Last week an article in the People’s Daily titled “Rich Philanthropists ‘acting in poor taste’” discussed the emergence of several high profile, high wealth Chinese who have stirred up some controversy on the philanthropy scene of late.
Until recently, charitable giving has been a very private matter in China, not one up for public discussion. But since the Sichuan earthquake, things have been changing. Consumers have shown that they expect companies who have earned money from the people to pay up when natural disasters strike. And when they have failed to be generous, consumers have protested loud enough for these companies to open wide their wallets. On the flip side, too much publicity, particularly from individual philanthropists, can also draw the ire of the public who question their motives.
The Outspoken Philanthropist
The People’s Daily article was prompted, no doubt, by Chen Guangbiao’s recent headlines. Chen, who owns a recycling company in Jiangsu Province, first handed out money to people in Taiwan during Chinese New Year. He followed it up with an announcement that he and his family were changing their given names to new ones invoking environmental friendliness, and after the Japan earthquake, Chen rushed to affected areas to offer his services. Clearly staged photos of Chen rescuing a woman from a damaged building have (unsurprisingly) called into question Chen’s motives.
Xu Yongguang of the Narada Foundation “labeled Chen’s actions ‘violent charity’ – sacrificing the dignity of recipients to meet his own needs.” Others say he is setting a good example and still others say his direct giving brand of philanthropy does not really address problems of poverty.
Chen defended himself saying, "I'm being high-profile not to promote myself. I've been high-profile since I was little. If I did not talk about the good deeds I've done, I would feel pent up."
The Detailed Philanthropist
Cao Dewang, the “glass king”, and his son Cao Hui have taken a much more structured approach to giving away their money. Instead of handing it out, last year they donated 200 million RMB to people affected by droughts in Southwest China through the China Foundation for Poverty Alleviation.
The father-son duo stipulated under a signed agreement that all the money was to be given out within six months with 2,000RMB given to each needy family. The foundation’s management fee was set at a low three percent (as opposed to the usual 10 percent). A monitoring committee also reviewed the donation process. If they found that more than one percent of the recipients failed to meet the qualifications of the Caos’ agreement, then the foundation would be penalized by having to payback a percentage of the misappropriated funds.
Cao said, "The agreement does not show I don't trust the foundation because the agreement functions as a constraint for the foundation and also local governments. No money will be taken away; all money will go to the needy."
Despite all the caveats, the terms were met and all the money delivered on time.
Both the Caos and Chen’s methods raise important questions for wealthy giving and giving in general, especially in a country where every philanthropic accomplishment is breaking new ground.

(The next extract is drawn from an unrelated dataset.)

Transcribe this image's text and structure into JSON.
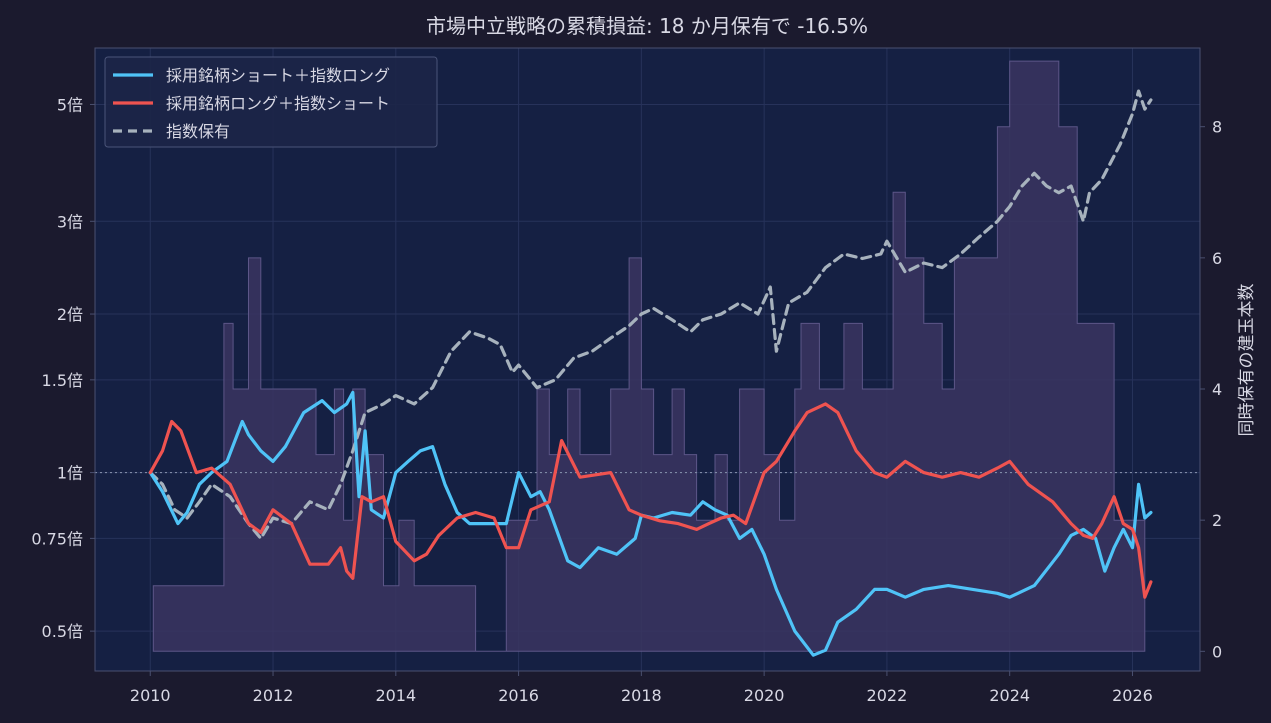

Publicity follows Chen wherever he goes, which does provide an opportunity for people to see the needs of those in impoverished and quake-damaged areas. That could have a positive effect on both everyday citizens and other wealthy Chinese to see the potential good they can do with their money. On the other hand, tossing out hongbaos (red envelopes filled with money) without any discretion is the antithesis of a “hand up” and does not equip impoverished people to use that money to pull themselves out of poverty.
On the other hand, what Cao and his son have done does seem to be very effective though somewhat overbearing. They targeted a specific area where there was significant need and found an organization working on the ground that had the expertise (which they did not have) to donate the money.
The three percent management fee is unfortunate, however. While the Caos needed the organization to appropriately distribute the funds, by lowballing the market rate, it brings into question how much they truly value the work the foundation does. To distribute the funds to tens of thousands of households took a lot of dedicated manpower, and if a magnate like Cao Dewang won’t pay for the work, then other would-be philanthropists of all income levels may also balk at it.
Overall, it is great that philanthropy is getting a louder voice in the public sphere; however, I hope that the debate leads people to become more informed about giving and ultimately moved to action rather than simply waiting for the next celebrity philanthropy event.